Sri Swayambhulinga manifested itself when Shiva Parameshwara drew the Sri Chakra with his toe, and Kola Maharshi performed his long penance here. Udhbhava linga is the tangible form of Sri Chakra Bindu, said to have the proximity of all the gods. Shri Mookambika Devi merged with this Linga, fulfilling the desires of devotees.
A golden line has formed in the Swayambhu Linga, marking it as wider on the left side, and taller. This portion of the lingam is said to embody the Goddesses Lakshmi, Parvathi and Saraswati, all of whom have merged in the left side. Lord Parameshwara, Lord Vishnu and Lord Brahma reside on the right side of the linga.
Besides the golden line, on the right side of the linga there is also a carved image of Shiva injured by Arjuna's blow during the clash of Kiratharjuna. Towards the left is an image of Gopada, foot of the Mother Cow at the Shakthi Peeta.
Adi Shankaracharya is said to have perceived and realized Goddess Mookambika as residing thus. He appeared at this place, wishing to find a place for enshrining Sri Saraswati. He stopped at this temple, fixed Sri Chakra, and installed the Deity of Mookambika.

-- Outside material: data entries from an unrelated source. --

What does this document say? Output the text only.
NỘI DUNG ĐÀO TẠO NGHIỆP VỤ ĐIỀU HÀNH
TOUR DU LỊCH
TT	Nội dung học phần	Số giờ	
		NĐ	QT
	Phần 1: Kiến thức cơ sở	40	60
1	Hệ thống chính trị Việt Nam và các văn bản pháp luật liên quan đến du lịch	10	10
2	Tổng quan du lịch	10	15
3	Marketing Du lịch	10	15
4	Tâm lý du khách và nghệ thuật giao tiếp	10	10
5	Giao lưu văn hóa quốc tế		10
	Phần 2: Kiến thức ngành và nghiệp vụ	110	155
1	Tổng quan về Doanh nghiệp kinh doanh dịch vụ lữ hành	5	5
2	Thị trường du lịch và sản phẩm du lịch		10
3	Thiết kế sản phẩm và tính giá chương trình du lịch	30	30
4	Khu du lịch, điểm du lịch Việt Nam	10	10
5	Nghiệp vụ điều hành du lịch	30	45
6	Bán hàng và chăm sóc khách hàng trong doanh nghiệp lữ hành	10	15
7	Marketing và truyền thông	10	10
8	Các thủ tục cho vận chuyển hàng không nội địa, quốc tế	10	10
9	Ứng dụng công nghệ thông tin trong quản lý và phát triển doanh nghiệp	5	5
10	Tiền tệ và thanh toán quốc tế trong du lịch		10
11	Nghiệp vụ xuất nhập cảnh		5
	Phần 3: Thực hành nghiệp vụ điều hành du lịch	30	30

Koteshwara - Not a Brahma Temple
Also located in the Kundapura region is the Koteshwara Dwajapura, an ancient temple that is sometimes mistaken for being a Brahmadev temple. The confusion may arise in part due to references to a Brahmalingeshwara temple at Brahamavar built by the Alupas, a minor dynasty in Karnataka who also built a temple in Koteshwara, at Kotinatha. However, the Koteshwara Dwajapura is a Shiva temple. It was built in honor of Shiva's pastime of performing austerities here, in the form of Brahma Adhi-shakti, and the linga manifested due to his presence.
Lord Shiva's name as this Brahma Adhi-shakti is mentioned by Adi Sankaracharya in his Shiva Bhujanga Prayatha Stotram:
I salute that God with five faces,
Who sits on the throne of Adhishakthi,
Using his own strength,
Who wears mind stealing ornaments,
Made of jewels all over his body,
Who wears mated locks, snake,
Moon and the river Ganga on his head,
Who has moon and sun as his eyes,
Who is the eternal god,
And who has always with him Shakthi as consort.